Work and the Dignity of Workers: An interview with Cardinal Peter K. A. Turkson
26 September 2018
Work is a central theme in the pontificate of Francis. In Evangelii Gaudium (EG), he uses four words to describe it: “free, creative, participatory and mutually supportive” (EG 192). This is a foundational, programmatic statement that Bergoglio had already made in Buenos Aires in June 2003, commenting on the encyclical on work by St. John Paul II, Laborem Exercens (September 14, 1981).
To explore the theme of work in a universal perspective we spoke to Cardinal Peter Kodwo Appiah Turkson, prefect of the Dicastery for the Promotion of Integral Human Development. His experience and his role within the Church are a testament to his authority: born in Wassaw-Nsuta on October 11, 1948, he is the first native Ghanaian cardinal; ordained metropolitan archbishop of Cape Coast in 1993, he was president of the Ghana Catholic Bishops’ Conference (1997-2004), relator for the Synod of Bishops for Africa (2009), and president of the Pontifical Council for Justice and Peace (2009-2016).

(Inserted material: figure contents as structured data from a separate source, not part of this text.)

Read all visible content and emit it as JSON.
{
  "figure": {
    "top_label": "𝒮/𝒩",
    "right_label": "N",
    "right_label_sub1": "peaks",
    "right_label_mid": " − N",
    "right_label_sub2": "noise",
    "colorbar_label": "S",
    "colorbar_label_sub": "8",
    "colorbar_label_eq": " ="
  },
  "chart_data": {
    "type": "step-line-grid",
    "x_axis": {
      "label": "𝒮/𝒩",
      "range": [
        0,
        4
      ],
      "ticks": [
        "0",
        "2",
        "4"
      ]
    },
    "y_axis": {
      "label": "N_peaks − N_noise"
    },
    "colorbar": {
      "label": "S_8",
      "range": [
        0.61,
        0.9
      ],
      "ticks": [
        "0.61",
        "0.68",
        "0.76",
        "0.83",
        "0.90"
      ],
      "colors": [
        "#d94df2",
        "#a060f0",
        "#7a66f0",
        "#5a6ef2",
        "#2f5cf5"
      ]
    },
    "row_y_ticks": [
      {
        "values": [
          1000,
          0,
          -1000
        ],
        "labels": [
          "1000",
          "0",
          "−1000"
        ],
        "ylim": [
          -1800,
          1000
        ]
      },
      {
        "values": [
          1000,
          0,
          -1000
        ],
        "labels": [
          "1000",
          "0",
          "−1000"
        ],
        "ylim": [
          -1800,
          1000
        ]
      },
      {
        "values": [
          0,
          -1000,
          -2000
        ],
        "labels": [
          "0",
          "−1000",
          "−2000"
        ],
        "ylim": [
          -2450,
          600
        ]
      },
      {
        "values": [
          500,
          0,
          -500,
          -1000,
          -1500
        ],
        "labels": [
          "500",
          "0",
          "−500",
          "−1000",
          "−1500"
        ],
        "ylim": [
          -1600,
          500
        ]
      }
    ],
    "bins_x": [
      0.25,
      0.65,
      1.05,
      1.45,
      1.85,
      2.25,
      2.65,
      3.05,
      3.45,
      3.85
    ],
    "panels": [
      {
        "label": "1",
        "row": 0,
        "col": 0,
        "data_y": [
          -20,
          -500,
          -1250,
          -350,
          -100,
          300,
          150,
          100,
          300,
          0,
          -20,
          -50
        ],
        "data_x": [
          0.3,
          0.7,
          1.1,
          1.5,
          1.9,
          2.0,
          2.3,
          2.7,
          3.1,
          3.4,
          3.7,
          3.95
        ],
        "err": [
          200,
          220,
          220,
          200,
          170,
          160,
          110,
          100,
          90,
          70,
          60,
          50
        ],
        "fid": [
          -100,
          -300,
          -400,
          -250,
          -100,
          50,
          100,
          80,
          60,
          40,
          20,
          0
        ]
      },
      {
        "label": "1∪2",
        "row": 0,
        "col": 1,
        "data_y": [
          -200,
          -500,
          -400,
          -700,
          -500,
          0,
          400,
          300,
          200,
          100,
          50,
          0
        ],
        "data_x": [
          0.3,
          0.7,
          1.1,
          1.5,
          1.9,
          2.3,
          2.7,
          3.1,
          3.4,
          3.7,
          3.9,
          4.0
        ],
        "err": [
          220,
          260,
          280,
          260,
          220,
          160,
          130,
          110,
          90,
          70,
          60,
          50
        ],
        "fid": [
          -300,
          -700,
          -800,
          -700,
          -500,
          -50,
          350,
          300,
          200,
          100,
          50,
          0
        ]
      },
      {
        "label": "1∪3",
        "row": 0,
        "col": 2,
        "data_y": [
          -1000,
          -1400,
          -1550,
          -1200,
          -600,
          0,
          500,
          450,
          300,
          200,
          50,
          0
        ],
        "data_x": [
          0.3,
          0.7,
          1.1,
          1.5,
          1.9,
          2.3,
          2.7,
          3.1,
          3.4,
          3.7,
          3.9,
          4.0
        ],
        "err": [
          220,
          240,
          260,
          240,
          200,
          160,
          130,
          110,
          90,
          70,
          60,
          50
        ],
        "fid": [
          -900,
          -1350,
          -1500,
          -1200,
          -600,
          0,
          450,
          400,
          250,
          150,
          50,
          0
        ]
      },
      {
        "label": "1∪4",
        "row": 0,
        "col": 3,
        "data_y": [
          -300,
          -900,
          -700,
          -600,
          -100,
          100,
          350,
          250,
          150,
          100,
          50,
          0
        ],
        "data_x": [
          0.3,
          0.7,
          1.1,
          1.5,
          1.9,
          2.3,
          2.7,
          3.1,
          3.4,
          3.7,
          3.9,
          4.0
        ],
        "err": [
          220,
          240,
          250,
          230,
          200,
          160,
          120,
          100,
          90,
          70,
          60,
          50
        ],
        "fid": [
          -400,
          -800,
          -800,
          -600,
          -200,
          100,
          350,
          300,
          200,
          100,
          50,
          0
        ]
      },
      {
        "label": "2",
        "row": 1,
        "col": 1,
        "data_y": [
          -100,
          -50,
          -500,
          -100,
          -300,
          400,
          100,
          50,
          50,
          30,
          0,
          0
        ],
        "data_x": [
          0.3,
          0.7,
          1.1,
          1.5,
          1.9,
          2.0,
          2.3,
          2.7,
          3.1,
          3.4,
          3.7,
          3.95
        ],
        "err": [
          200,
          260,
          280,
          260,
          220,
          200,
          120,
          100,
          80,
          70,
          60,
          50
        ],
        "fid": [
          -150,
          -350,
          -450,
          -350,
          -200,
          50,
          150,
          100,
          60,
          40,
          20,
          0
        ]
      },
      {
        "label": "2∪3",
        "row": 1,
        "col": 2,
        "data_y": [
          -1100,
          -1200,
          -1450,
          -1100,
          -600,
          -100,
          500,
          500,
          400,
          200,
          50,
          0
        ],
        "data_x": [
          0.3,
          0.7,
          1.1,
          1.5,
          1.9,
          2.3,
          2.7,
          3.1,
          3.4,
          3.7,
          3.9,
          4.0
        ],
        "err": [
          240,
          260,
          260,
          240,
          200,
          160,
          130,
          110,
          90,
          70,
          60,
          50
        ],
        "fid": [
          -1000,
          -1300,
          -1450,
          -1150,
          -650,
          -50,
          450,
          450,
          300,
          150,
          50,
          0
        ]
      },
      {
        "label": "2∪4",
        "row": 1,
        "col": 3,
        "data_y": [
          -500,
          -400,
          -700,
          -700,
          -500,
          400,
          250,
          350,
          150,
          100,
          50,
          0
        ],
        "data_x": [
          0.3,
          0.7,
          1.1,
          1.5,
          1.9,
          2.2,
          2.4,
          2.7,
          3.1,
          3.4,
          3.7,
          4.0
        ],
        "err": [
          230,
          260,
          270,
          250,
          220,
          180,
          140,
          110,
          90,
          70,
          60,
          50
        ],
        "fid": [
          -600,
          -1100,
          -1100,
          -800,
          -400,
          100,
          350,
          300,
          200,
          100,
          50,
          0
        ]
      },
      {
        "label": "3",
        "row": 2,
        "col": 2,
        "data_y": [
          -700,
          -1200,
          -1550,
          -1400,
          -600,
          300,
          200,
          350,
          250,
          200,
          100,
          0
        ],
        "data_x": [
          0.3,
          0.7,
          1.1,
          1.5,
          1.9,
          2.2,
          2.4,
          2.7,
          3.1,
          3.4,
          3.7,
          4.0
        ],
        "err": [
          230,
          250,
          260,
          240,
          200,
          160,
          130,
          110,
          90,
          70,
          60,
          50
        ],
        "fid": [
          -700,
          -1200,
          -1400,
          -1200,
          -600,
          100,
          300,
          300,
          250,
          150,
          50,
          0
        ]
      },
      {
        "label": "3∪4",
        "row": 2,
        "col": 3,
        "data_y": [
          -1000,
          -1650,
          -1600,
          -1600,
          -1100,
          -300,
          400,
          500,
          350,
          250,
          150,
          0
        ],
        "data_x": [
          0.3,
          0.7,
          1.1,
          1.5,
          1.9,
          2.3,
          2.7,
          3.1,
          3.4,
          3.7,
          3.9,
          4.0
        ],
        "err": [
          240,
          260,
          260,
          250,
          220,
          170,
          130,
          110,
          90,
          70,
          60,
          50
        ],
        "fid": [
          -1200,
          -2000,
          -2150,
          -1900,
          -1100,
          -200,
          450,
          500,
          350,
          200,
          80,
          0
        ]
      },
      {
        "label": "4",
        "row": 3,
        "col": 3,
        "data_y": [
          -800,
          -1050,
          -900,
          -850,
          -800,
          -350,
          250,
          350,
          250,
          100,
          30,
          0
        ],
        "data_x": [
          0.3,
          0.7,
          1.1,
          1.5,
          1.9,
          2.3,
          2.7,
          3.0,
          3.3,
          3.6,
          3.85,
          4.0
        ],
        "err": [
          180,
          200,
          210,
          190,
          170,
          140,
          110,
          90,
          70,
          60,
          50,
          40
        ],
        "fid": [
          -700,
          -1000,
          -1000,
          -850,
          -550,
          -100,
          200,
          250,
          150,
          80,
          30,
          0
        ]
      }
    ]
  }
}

Your Eminence, according to Scripture, work is the participation of humans in the “creative act” of God. How do you define the dignity of work and of the worker within the social doctrine of the Church?
The Old Testament presents God as omnipotent Creator, who makes humankind in his own image, and tasks them with working the land and taking care of the Garden of Eden, where they have been placed. God invites them to cultivate and cherish what he has created, and what they have received as a precious gift, for which the Creator has made them responsible. Work is part of the original condition of humanity, preceding the fall; therefore, it is neither a curse nor a punishment. It becomes an effort and a source of suffering due to the sin of Adam and Eve, who break their trusting and harmonious relationship with God. Work, therefore, is part of God’s design for humanity since Creation, and is an integral part of human dignity.
When we talk about the dignity of work, we must take a step back and consider the dignity of the worker, who is the architect of the work itself. The social doctrine of the Church recognizes an objective component to work, defined as the labor that is brought into being, and a subjective component, constituted by the worker as a human person. The subjective dimension of work must take precedence over the objective, because it is the person who brings work into being. The subject of labor is the human person – created in God’s image and likeness, in unity of body and spirit, singular and unique. Depending on whether the dignity of the working person is respected in the context of employment, we talk of work that is decent and human or, on the contrary, indecent and inhuman. In Caritas in Veritate (CV), Benedict XVI defined decent employment as “work that expresses the essential dignity of every man and woman in the context of their particular society: work that is freely chosen, effectively associating workers, both men and women, with the development of their community” (CV 63).